Ik fiets al meer dan een halve eeuw. Begonnen op een te groot rijwiel met zogenaamde blokken aan de trappers. Ik gedroeg me zoals van een kind kan worden verwacht. Op een haar na werd ik doodgereden door een brandweerwagen, eens belandde ik door eigen toedoen in een sloot, een andere keer stuiterde ik over de kop van een dijktalud. Vaak ging ik onderuit waar dit vermeden had kunnen worden of manoevreerde gevaarlijk tussen auto’s door. Ooit had ik zoveel aandacht voor een met sinterklaas gekregen claxon dat ik bijna tegen een boom belandde. Aan de verkeerde kant van de weg, om precies te zijn.
Over mijn rijgedrag op brommers kan een boek geschreven worden: ik reed steenhard en levensgevaarlijk, ben meermalen door de politie staande gehouden en bekeurd, belandde tussen de bomen, sloeg dwars op een auto en doorkruiste zonder verlichting of remmen een tunnel die voor autoverkeer is bedoeld.

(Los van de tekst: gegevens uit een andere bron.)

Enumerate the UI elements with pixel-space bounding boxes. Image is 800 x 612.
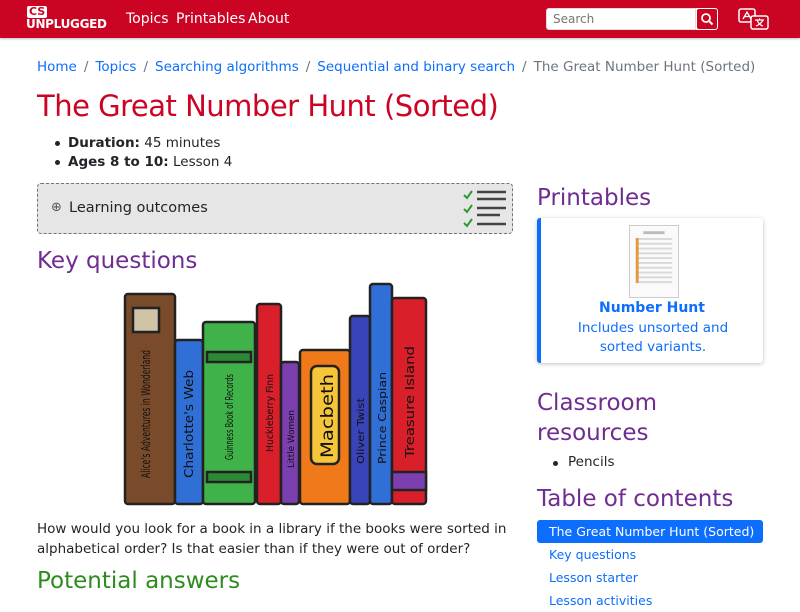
search-input[interactable] (546, 8, 696, 30)
printables-heading: Printables (537, 185, 652, 211)
book-macbeth-title: Macbeth (318, 374, 338, 458)
book-charlottes-web-title: Charlotte's Web (182, 370, 196, 478)
table-of-contents-heading: Table of contents (537, 486, 734, 512)
breadcrumb-home[interactable]: Home (37, 59, 77, 75)
ages-item: Ages 8 to 10: Lesson 4 (55, 153, 232, 172)
learning-outcomes-toggle[interactable]: ⊕ Learning outcomes (37, 183, 513, 234)
breadcrumb-separator: / (143, 59, 148, 75)
breadcrumb: Home / Topics / Searching algorithms / Sequent… (37, 59, 755, 75)
nav-about-link[interactable]: About (248, 11, 289, 27)
printable-card[interactable]: Number Hunt Includes unsorted and sorted… (537, 218, 763, 363)
breadcrumb-searching-algorithms[interactable]: Searching algorithms (155, 59, 299, 75)
table-of-contents: The Great Number Hunt (Sorted) Key quest… (537, 520, 763, 612)
potential-answers-heading: Potential answers (37, 568, 241, 594)
book-huckleberry-title: Huckleberry Finn (265, 374, 276, 452)
ages-label: Ages 8 to 10: (68, 154, 169, 170)
breadcrumb-current: The Great Number Hunt (Sorted) (533, 59, 756, 75)
page-title: The Great Number Hunt (Sorted) (37, 89, 499, 123)
duration-item: Duration: 45 minutes (55, 134, 232, 153)
language-select-icon[interactable] (738, 8, 770, 32)
checklist-icon (463, 190, 506, 228)
top-navbar: CS UNPLUGGED Topics Printables About (0, 0, 800, 38)
breadcrumb-sequential-binary-search[interactable]: Sequential and binary search (317, 59, 515, 75)
expand-icon: ⊕ (51, 200, 62, 215)
book-guinness-title: Guinness Book of Records (223, 374, 236, 460)
duration-value: 45 minutes (144, 135, 221, 151)
breadcrumb-separator: / (83, 59, 89, 75)
book-oliver-twist-title: Oliver Twist (356, 398, 367, 464)
book-little-women-title: Little Women (287, 410, 297, 468)
breadcrumb-separator: / (522, 59, 527, 75)
resource-item: Pencils (553, 454, 614, 470)
search-icon (697, 9, 717, 29)
book-treasure-island-title: Treasure Island (403, 346, 417, 459)
logo-unplugged-text: UNPLUGGED (26, 17, 107, 31)
duration-label: Duration: (68, 135, 140, 151)
ages-value: Lesson 4 (173, 154, 233, 170)
printable-title: Number Hunt (599, 300, 705, 316)
printable-description: Includes unsorted and sorted variants. (577, 320, 729, 355)
breadcrumb-topics[interactable]: Topics (95, 59, 136, 75)
nav-topics-link[interactable]: Topics (126, 11, 169, 27)
breadcrumb-separator: / (305, 59, 311, 75)
book-alice-title: Alice's Adventures in Wonderland (138, 350, 153, 478)
book-prince-caspian-title: Prince Caspian (376, 372, 389, 464)
classroom-resources-heading: Classroom resources (537, 390, 658, 446)
printable-thumbnail (629, 225, 679, 298)
search-button[interactable] (696, 8, 718, 30)
key-questions-heading: Key questions (37, 248, 198, 274)
toc-item-lesson-starter[interactable]: Lesson starter (537, 566, 763, 589)
toc-item-great-number-hunt[interactable]: The Great Number Hunt (Sorted) (537, 520, 763, 543)
cs-unplugged-logo[interactable]: CS UNPLUGGED (26, 6, 110, 32)
toc-item-lesson-activities[interactable]: Lesson activities (537, 589, 763, 612)
toc-item-key-questions[interactable]: Key questions (537, 543, 763, 566)
key-question-text: How would you look for a book in a libra… (37, 521, 507, 557)
bookshelf-illustration: Alice's Adventures in Wonderland Charlot… (123, 282, 428, 506)
resources-list: Pencils (553, 454, 614, 470)
nav-printables-link[interactable]: Printables (176, 11, 245, 27)
learning-outcomes-label: Learning outcomes (69, 200, 208, 216)
lesson-meta-list: Duration: 45 minutes Ages 8 to 10: Lesso… (55, 134, 232, 172)
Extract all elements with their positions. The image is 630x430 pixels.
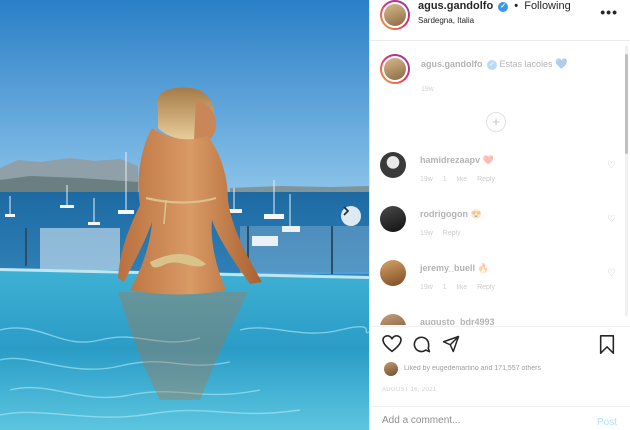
likes-text[interactable]: Liked by eugedemartino and 171,557 other… bbox=[404, 365, 541, 372]
caption-time: 19w bbox=[421, 86, 434, 93]
comment-avatar[interactable] bbox=[380, 152, 406, 178]
heart-icon[interactable]: ♡ bbox=[607, 160, 616, 171]
comment-emoji: 😍 bbox=[470, 209, 482, 219]
comment-icon[interactable] bbox=[412, 335, 431, 354]
verified-icon: ✓ bbox=[487, 60, 498, 70]
author-avatar[interactable] bbox=[380, 0, 410, 30]
post-comment-button[interactable]: Post bbox=[597, 417, 617, 428]
comment-username[interactable]: jeremy_buell bbox=[420, 263, 475, 273]
following-button[interactable]: Following bbox=[524, 0, 570, 12]
post-timestamp: AUGUST 16, 2021 bbox=[382, 387, 437, 393]
instagram-post-modal: agus.gandolfo ✓ • Following Sardegna, It… bbox=[0, 0, 630, 430]
separator-dot: • bbox=[514, 0, 519, 12]
comment-avatar[interactable] bbox=[380, 206, 406, 232]
comment-meta[interactable]: 19w 1 like Reply bbox=[420, 284, 495, 291]
liker-avatar[interactable] bbox=[384, 362, 398, 376]
caption-text: Estas lacoles bbox=[499, 59, 553, 69]
comment-username[interactable]: rodrigogon bbox=[420, 209, 468, 219]
photo-scene bbox=[0, 0, 369, 430]
heart-icon[interactable]: ♡ bbox=[607, 268, 616, 279]
action-bar bbox=[370, 326, 630, 358]
more-icon[interactable]: ••• bbox=[600, 4, 618, 20]
comment-item: jeremy_buell 🔥 19w 1 like Reply ♡ bbox=[380, 260, 620, 305]
likes-summary: Liked by eugedemartino and 171,557 other… bbox=[370, 360, 630, 380]
comment-text: jeremy_buell 🔥 bbox=[420, 263, 489, 274]
comment-item: hamidrezaapv ❤️ 19w 1 like Reply ♡ bbox=[380, 152, 620, 197]
post-location[interactable]: Sardegna, Italia bbox=[418, 16, 474, 25]
comment-avatar[interactable] bbox=[380, 314, 406, 325]
author-line: agus.gandolfo ✓ • Following bbox=[418, 0, 571, 12]
comment-emoji: 🔥 bbox=[477, 263, 489, 273]
comment-meta[interactable]: 19w 1 like Reply bbox=[420, 176, 495, 183]
post-header: agus.gandolfo ✓ • Following Sardegna, It… bbox=[370, 0, 630, 41]
comment-text: augusto_bdr4993 bbox=[420, 317, 495, 325]
bookmark-icon[interactable] bbox=[599, 335, 615, 354]
heart-icon[interactable]: ♡ bbox=[607, 214, 616, 225]
load-more-comments-button[interactable]: + bbox=[486, 112, 506, 132]
comment-item: augusto_bdr4993 bbox=[380, 314, 620, 325]
comment-text: hamidrezaapv ❤️ bbox=[420, 155, 494, 166]
chevron-right-icon bbox=[343, 206, 350, 216]
comment-username[interactable]: augusto_bdr4993 bbox=[420, 317, 495, 325]
comment-meta[interactable]: 19w Reply bbox=[420, 230, 461, 237]
author-username[interactable]: agus.gandolfo bbox=[418, 0, 493, 12]
caption-text-line: agus.gandolfo ✓ Estas lacoles 💙 bbox=[421, 59, 568, 70]
add-comment-bar: Post bbox=[370, 406, 630, 430]
share-icon[interactable] bbox=[442, 335, 460, 353]
comment-username[interactable]: hamidrezaapv bbox=[420, 155, 480, 165]
comment-input[interactable] bbox=[382, 415, 572, 426]
comment-item: rodrigogon 😍 19w Reply ♡ bbox=[380, 206, 620, 251]
comments-scrollbar[interactable] bbox=[625, 46, 628, 316]
comment-emoji: ❤️ bbox=[482, 155, 494, 165]
post-sidebar: agus.gandolfo ✓ • Following Sardegna, It… bbox=[369, 0, 630, 430]
heart-icon[interactable] bbox=[382, 335, 402, 353]
verified-icon: ✓ bbox=[498, 2, 509, 12]
comment-text: rodrigogon 😍 bbox=[420, 209, 482, 220]
caption-username[interactable]: agus.gandolfo bbox=[421, 59, 483, 69]
comment-avatar[interactable] bbox=[380, 260, 406, 286]
comments-list[interactable]: agus.gandolfo ✓ Estas lacoles 💙 19w + ha… bbox=[370, 42, 630, 325]
caption-avatar[interactable] bbox=[380, 54, 410, 84]
post-photo[interactable] bbox=[0, 0, 369, 430]
scrollbar-thumb[interactable] bbox=[625, 54, 628, 154]
next-photo-button[interactable] bbox=[341, 206, 361, 226]
blue-heart-emoji: 💙 bbox=[555, 59, 568, 70]
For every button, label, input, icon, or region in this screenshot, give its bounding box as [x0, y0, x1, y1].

Tegenwoordig doe ik het rustiger aan, probeer niemand te raken en mijn lijf en vervoermiddel heel te houden. In de achterliggende tijd is de verkeersintensiteit verveelvoudigd en het gedrag over de hele linie verslechterd, opgejaagd als iedereen wordt door werkdruk en sociale verplichtingen of drang naar prestatie en bezit. Ik ben al eens uitgescholden en van de weg gedrukt door iemand die meende dat mijn auto niet snel genoeg optrok. Dat de lontjes overal kort zijn, kun je dagelijks op straat vaststellen. De mens denkt evenwel liever in termen van rechten dan van verantwoordelijkheden.
Wat het KiM zegt over het fietsgedrag van ouderen klopt ongetwijfeld. Waar ik mij aan stoor is, dat het overkomt als tendentieus. Oud is Uit en het KiM is er als de kippen bij om hierover een duit in het zakje te doen.
De camouflage bestaat uit Goede Bedoelingen, aanbevelingen om het risico op ongelukken te beperken. Dit klinkt redelijk en zelfs hulpvaardig. Beter zou het zijn, wanneer de botte en opgefokte samenleving als geheel op de korrel wordt genomen en niet een groep die door velen om andere redenen toch al negatief wordt beoordeeld. De benadering van KiM past in een gangbare trend. Tolerantie en onderlinge aandacht moeten wijken voor haast en prestatiedrang. Steeds meer mensen voelen zich hier onprettig bij, maar de trend lijkt niet te stuiten.
Dus, beste KiM vrienden: wijs ons liever de weg in het algemenere probleem van afkeurenswaardig en riskant verkeersgedrag en toon ons de onderliggende oorzaken. Wel even nakijken van wie u de subsidie ontvangt.
Tegen onaangepaste ouderen zeg ik: opstappen als het moet, afstappen als het kan. Maar dit geldt ook voor snotneuzen van 16 jaar op een geleende scooter.